Over the past several decades there have been substantial changes in the size, composition, educational level, work activity, and locational choice of families. The aim of this book series is to provide a better understanding of the forces that have led to the choices and consequent observed changes.
The aforementioned changes have likely resulted from varied sources. The initial book will provide a collection of articles at the frontier of research on issues relevant to family decision making and the outcomes of such decisions. The book will contain theoretical as well as empirical insights. Future volumes will focus more narrowly on particular topics.
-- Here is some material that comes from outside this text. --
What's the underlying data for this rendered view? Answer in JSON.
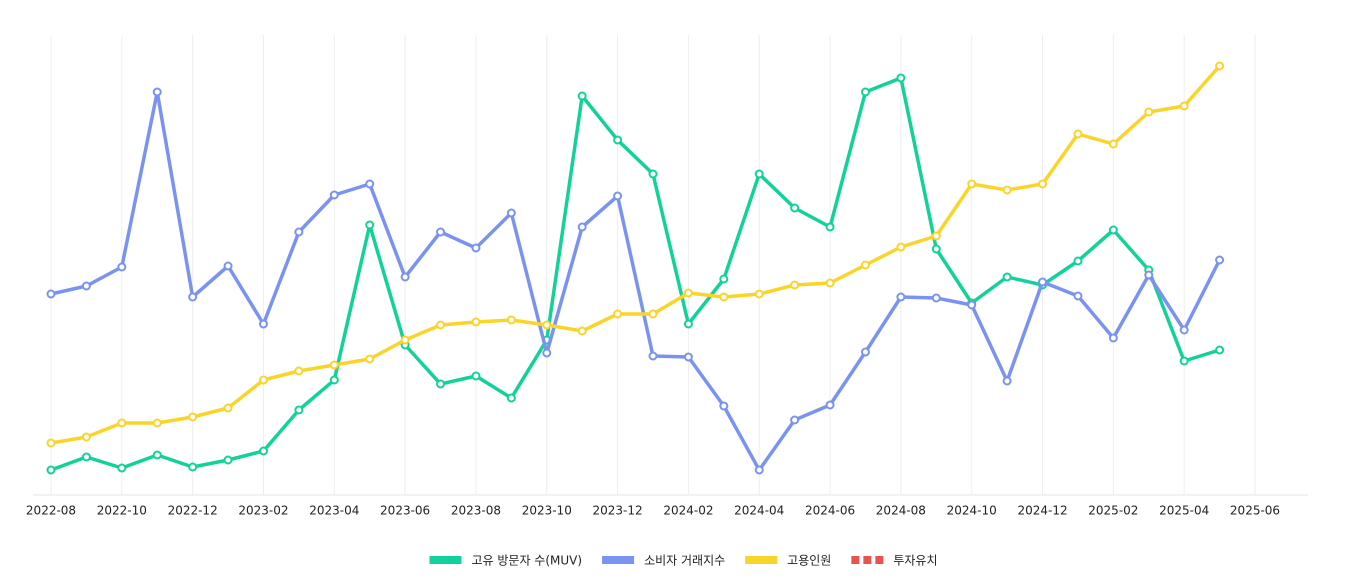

The term family economics is, admittedly, quite broad; however, it was chosen precisely for that feature. The topics to be covered are vast, yet likely interrelated: What explains the rise in labor force participation of women over the past fifty years? What role does technological advance in the household sector play in understanding the behavior of labor force participation and hours of work at home and in the market? What explains the increase in occupational mobility over the past several decades? What factors might be important in explaining the increased rate of divorce? What effect does the increased divorce rate have on the outcomes of children? How much does schooling choice matter for child outcomes? What are the factors that lead to migration/immigration? What explains the explosion in personal bankruptcy rates observed over the past two decades?
These are examples of questions that are currently being asked by researchers throughout the world. Moreover, the answers to such questions can help guide policy makers in understanding how their decisions affect the choices made by individuals and families. The book series will provide readers with a solid theoretical framework as well as a thorough description of the relevant data.